In the 1980s and 1990s, Southeast Asia became a world center for the establishment of national parks designed to foster the new conservation objectives of "collaborative management" and "ecotourism" development. Yet, by the start of the twenty-first century, these national parks programs had become notorious for their failure to achieve their management goals. International conservation organizations continued to sponsor park programs that excluded villagers from accessing the resources of the parks; meanwhile, the destruction of the parks' flora and fauna increased due to extensive logging and other forms of large-scale exploitation.

Through an examination of management plans, government documents, the writings of conservationists, and reports from local journals and newspapers, this dissertation will put the recent history of national park development in Southeast Asia into a longer-term historical context of international conservation, colonial initiatives, and nation-state building. This dissertation will present case studies of parks in Malaysia, Indonesia, and Vietnam in order to illustrate specific examples of the conflicts that were manifested in the process of the implementation of national parks in the region. Through an analysis of the findings of the case studies, the research will identify common defining conflicts facing national parks in contemporary Southeast Asia.
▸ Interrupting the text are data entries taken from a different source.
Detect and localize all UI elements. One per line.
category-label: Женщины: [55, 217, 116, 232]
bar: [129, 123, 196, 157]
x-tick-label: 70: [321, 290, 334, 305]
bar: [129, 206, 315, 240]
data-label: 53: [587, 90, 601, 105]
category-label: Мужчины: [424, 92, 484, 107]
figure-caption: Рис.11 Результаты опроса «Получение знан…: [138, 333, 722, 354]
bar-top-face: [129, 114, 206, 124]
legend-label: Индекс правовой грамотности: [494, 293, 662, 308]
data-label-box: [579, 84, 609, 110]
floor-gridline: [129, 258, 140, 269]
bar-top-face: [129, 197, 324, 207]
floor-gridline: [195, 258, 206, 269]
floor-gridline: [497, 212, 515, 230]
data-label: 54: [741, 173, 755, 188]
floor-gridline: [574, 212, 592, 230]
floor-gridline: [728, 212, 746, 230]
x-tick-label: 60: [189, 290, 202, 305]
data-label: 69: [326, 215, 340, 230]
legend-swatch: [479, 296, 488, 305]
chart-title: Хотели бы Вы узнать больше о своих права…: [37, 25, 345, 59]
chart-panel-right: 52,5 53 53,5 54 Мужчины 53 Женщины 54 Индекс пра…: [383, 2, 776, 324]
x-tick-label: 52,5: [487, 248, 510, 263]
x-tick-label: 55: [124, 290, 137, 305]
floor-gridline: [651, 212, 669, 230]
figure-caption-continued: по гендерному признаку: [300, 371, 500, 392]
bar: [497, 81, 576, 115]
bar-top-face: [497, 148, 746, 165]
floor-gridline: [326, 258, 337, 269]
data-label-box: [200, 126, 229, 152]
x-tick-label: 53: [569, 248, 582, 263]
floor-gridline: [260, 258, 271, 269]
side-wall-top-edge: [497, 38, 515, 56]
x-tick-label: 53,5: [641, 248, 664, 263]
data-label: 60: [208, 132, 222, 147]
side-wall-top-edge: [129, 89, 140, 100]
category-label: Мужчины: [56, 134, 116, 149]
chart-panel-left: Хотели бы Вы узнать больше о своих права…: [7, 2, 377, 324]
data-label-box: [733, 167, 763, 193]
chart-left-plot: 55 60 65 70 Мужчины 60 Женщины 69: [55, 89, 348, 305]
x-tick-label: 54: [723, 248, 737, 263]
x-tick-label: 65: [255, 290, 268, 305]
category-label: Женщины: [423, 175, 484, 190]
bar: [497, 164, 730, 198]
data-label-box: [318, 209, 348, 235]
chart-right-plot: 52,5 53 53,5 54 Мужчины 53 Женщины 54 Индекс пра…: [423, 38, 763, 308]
Case studies from Indonesia and Vietnam reveal that the failure of these nations' parks to achieve their management objectives was not the result of international NGOs and the imposition of their exclusionary conservation projects, but a consequence of increasing political decentralization, and the ongoing struggles between regional and national leaders over the control of natural resources. The history of Malaysia's national park, however, reveals that through a process of debate and contestation, it was possible to design an enduring national park program that reconciled the interests of local, national, and international groups. Ultimately, this dissertation suggests that the conception of a "national park" as a fixed archetype to be applied globally has been deficient. A new conception of the "national park" as an adaptable model designed to address specific and unique cultural and social contexts is essential for the future success of national parks programs in Southeast Asia.